Alla fine, allora, l’unica eccezione davvero consapevole e voluta a questo stato martiniano delle cose va ricercata nell’ultima incursione nel genere in forma pura: I corpi presentano tracce di violenza carnale (1973) che – non a caso – del lotto storico anni Settanta è l’unico non prodotto in famiglia, ma addirittura da Carlo Ponti (tramite la sua sigla dell’epoca, la Champion) con un cast, soprattutto femminile, completamente fuori dalle solite routine e con un’ambientazione italiana insolita in quel di Perugia (scelta in ragione della sua università frequentata dagli stranieri, utile a dare una dimensione internazionale). Anzi, la struttura perfettamente bipartita tra città e campagna nella quale la vicenda si articola riserva più di una sorpresa, ribaltando le attese in un perfetto scambio tra primo e secondo segmento: in città sono evitati quasi completamente gli spazi chiusi, mentre in campagna si stringe sempre più ossessivamente nella villa che diventa teatro della mattanza finale. Questa libertà di scompaginare e sovvertire spazi e set appartiene praticamente solo a I corpi, che, finalmente, può permettersi di fare a meno del solito movente ereditario e del complottismo familiare dei film precedenti.
Ma c’è anche altro evidentemente, oltre l’upgrade di budget che lo stesso regista riconosce alle produzioni di Ponti.

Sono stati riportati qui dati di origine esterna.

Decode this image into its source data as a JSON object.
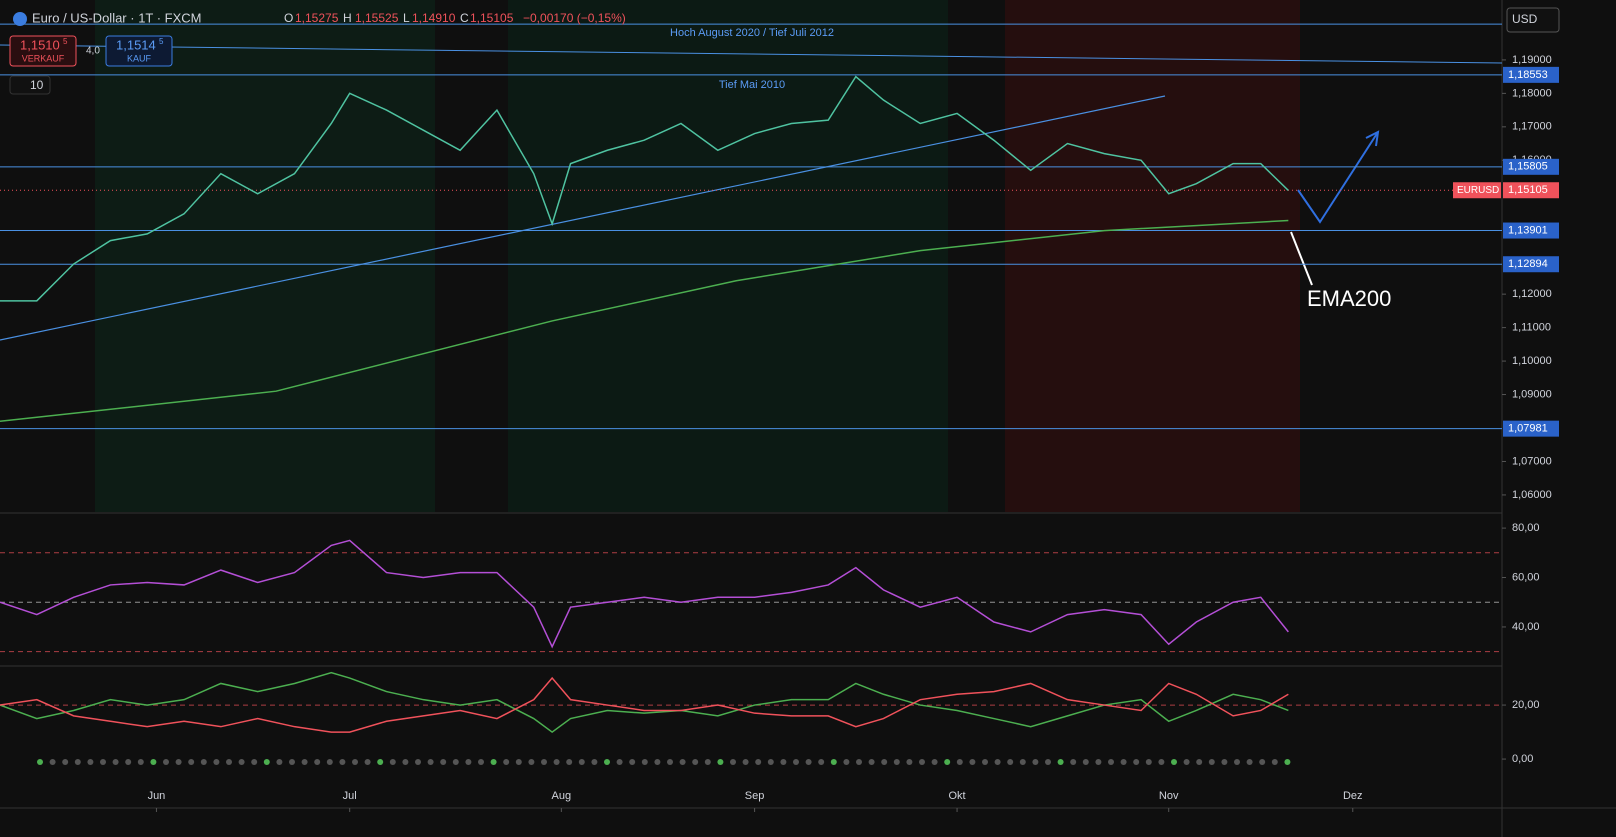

Infatti, la fuoriuscita dalla factory di famiglia si traduce nell’ambizione di poter essere non più (solo) ennesima declinazione di una formula altrui, ma pietra fondativa di un nuovo (sotto)genere, che attecchirà oltreoceano di lì a qualche anno con lo slasher, anche se, ovviamente, sarà più chiaro in seguito. Per questa via, paradossalmente, I corpi si trova in sintonia con un altrettanto seminale titolo anticipatore di un paio d’anni prima, Ecologia del delitto (1971), anche se lì c’era il furore dadaista tipico del Bava anni Settanta, lontanissimo dalla necessità di far quadrare il cerchio propria di Martino (e Gastaldi).
Quest’emancipazione in realtà sarà solo una parentesi ripetuta l’anno dopo per Cugini carnali (1974) – film completamente diverso e molto personale, quasi intimo, sul filo di ricordi più volte riconosciuti come privati, a sua volta tutto dal buco della serratura – mentre Milano trema: la polizia vuole giustizia (1973) reca come sigla un “Dania Champion” che esplicita il ritorno all’ovile, anche se ancora in co-produzione con Ponti. Ma resta forte la tentazione di leggere, sia pure per lo spazio di un film (due, con Cugini Carnali), un tentativo di uscire dall’abbraccio (spesso) soffocante del cinema di e in famiglia dei Martino’s.